Departments of Growth and Reproduction (K.S., L.A., H.L., A.J.) and Biochemistry (L.H.) and Muscle Research Centre (T.M.-A., N.J.A.-A.), Copenhagen University Hospital, DK-2100 Copenhagen, Denmark; and Department of Biomedical Sciences (J.W.H.), Centre of Healthy Ageing, University of Copenhagen, DK-2200 Copenhagen, Denmark

Address all correspondence and requests for reprints to: Kaspar Sorensen, M.D., Department of Growth and Reproduction, GR-5064, Copenhagen University Hospital, Blegdamsvej 9, DK-2100 Copenhagen, Denmark. E-mail: kaspar.soerensen{at}rh.regionh.dk.

Context: The GH/IGF-I axis has major impact on insulin sensitivity and insulin secretion. Recently a polymorphism in the GH receptor gene (GHR), a genomic deletion of exon 3 (GHRd3), has been linked to increased responsiveness to GH.

Objective: The objective of the present study was to evaluate the impact of the GHRd3 gene polymorphism on insulin sensitivity, insulin secretion, lipids, and IGF-I levels in healthy children and adolescents.

Design: This was cross-sectional and was part of the COPENHAGEN puberty study.

Setting: The study was conducted at a tertiary center for pediatric endocrinology.

Participants: Participants included 142 healthy Caucasian subjects (65 boys) aged 8.5–16.1 yr.

Interventions: Standard 2-h oral glucose tolerance tests were preformed. GHR genotypes were determined by multiplex PCR. Main outcome measures were insulin sensitivity, insulin secretion, serum lipids, and IGF-I levels.

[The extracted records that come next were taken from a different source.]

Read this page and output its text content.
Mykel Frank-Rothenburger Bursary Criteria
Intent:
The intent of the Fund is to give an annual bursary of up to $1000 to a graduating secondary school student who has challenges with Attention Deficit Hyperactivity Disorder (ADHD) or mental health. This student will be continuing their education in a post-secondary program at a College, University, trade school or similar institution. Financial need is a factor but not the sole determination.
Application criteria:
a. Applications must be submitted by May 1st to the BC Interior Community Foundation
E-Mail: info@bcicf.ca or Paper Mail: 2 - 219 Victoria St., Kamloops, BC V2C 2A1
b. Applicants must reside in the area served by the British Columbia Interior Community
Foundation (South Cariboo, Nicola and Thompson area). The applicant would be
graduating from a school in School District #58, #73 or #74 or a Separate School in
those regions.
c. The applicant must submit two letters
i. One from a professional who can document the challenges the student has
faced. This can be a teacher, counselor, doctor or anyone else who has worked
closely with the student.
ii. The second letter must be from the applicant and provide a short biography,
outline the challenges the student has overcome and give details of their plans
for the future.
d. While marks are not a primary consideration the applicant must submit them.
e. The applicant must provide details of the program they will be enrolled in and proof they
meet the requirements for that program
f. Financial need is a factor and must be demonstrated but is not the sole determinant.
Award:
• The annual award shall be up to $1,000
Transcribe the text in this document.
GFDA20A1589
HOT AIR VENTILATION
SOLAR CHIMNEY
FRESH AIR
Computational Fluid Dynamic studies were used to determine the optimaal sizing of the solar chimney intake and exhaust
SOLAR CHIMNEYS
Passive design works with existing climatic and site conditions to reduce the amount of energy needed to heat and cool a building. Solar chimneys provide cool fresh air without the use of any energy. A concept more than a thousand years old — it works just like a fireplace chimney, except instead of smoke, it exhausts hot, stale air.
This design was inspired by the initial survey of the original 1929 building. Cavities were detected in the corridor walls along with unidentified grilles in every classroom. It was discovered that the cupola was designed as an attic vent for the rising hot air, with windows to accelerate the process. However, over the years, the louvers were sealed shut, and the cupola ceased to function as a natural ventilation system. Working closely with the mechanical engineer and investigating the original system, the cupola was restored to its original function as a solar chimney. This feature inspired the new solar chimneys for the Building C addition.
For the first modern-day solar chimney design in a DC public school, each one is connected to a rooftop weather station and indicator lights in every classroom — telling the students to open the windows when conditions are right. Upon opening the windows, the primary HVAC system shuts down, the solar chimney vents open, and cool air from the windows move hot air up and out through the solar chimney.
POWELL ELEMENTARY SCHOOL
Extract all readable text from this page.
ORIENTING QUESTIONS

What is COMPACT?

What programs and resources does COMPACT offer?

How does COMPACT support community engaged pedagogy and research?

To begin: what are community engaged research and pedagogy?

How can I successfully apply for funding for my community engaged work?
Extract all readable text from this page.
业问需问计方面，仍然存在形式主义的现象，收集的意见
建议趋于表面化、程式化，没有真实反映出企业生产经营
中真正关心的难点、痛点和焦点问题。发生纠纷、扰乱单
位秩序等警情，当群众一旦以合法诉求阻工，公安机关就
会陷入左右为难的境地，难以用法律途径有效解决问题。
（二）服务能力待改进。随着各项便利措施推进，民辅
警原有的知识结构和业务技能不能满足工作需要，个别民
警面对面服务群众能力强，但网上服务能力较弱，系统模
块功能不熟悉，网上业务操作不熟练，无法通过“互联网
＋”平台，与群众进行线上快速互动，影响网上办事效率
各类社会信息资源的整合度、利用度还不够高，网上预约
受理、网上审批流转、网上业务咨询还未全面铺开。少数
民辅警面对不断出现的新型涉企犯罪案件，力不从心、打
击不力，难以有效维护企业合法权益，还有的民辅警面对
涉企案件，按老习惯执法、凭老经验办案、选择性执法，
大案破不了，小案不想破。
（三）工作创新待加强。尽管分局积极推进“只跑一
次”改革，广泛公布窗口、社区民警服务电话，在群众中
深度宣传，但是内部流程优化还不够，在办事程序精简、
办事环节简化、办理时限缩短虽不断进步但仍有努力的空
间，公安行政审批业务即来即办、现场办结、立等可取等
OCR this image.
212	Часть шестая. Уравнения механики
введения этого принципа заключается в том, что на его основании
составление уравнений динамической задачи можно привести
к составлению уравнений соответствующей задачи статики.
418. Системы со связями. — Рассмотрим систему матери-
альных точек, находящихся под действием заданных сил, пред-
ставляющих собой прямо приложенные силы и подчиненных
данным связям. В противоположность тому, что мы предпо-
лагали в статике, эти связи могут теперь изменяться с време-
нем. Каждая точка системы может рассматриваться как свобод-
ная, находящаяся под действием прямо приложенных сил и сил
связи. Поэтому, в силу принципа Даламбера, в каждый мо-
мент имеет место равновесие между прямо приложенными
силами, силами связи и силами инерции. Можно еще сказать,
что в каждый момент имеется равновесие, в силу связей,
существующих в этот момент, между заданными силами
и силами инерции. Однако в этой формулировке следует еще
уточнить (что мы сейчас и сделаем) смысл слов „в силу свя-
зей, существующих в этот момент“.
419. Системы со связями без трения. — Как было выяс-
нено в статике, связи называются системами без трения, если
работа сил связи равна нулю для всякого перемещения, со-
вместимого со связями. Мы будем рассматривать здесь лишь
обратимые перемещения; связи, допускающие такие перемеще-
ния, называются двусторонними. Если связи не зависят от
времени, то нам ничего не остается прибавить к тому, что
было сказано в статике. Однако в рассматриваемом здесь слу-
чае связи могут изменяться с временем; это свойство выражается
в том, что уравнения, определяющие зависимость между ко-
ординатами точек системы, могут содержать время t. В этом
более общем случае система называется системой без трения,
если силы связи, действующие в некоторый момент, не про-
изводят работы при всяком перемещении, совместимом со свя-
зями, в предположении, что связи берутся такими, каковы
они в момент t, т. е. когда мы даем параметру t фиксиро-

Results: Insulin secretion was higher in children and adolescents with a least one GHRd3 allele, even after adjustment for age, sex, pubertal stage, and insulin sensitivity (P = 0.018). Disposition index was higher in GHRd3-positive subjects (P = 0.026). In addition, the GHRd3 allele was associated with higher triglyceride (P = 0.028), but not IGF-I levels.

Conclusion: The presence of at least one GHRd3 allele was associated with higher insulin secretion for a given degree of insulin sensitivity in healthy children and adolescents during puberty. In addition, the presence of the GHRd3 allele was associated with a higher disposition index. Thus, this common polymorphism in the GHR gene might play a role for pancreatic β-cell compensatory capacity.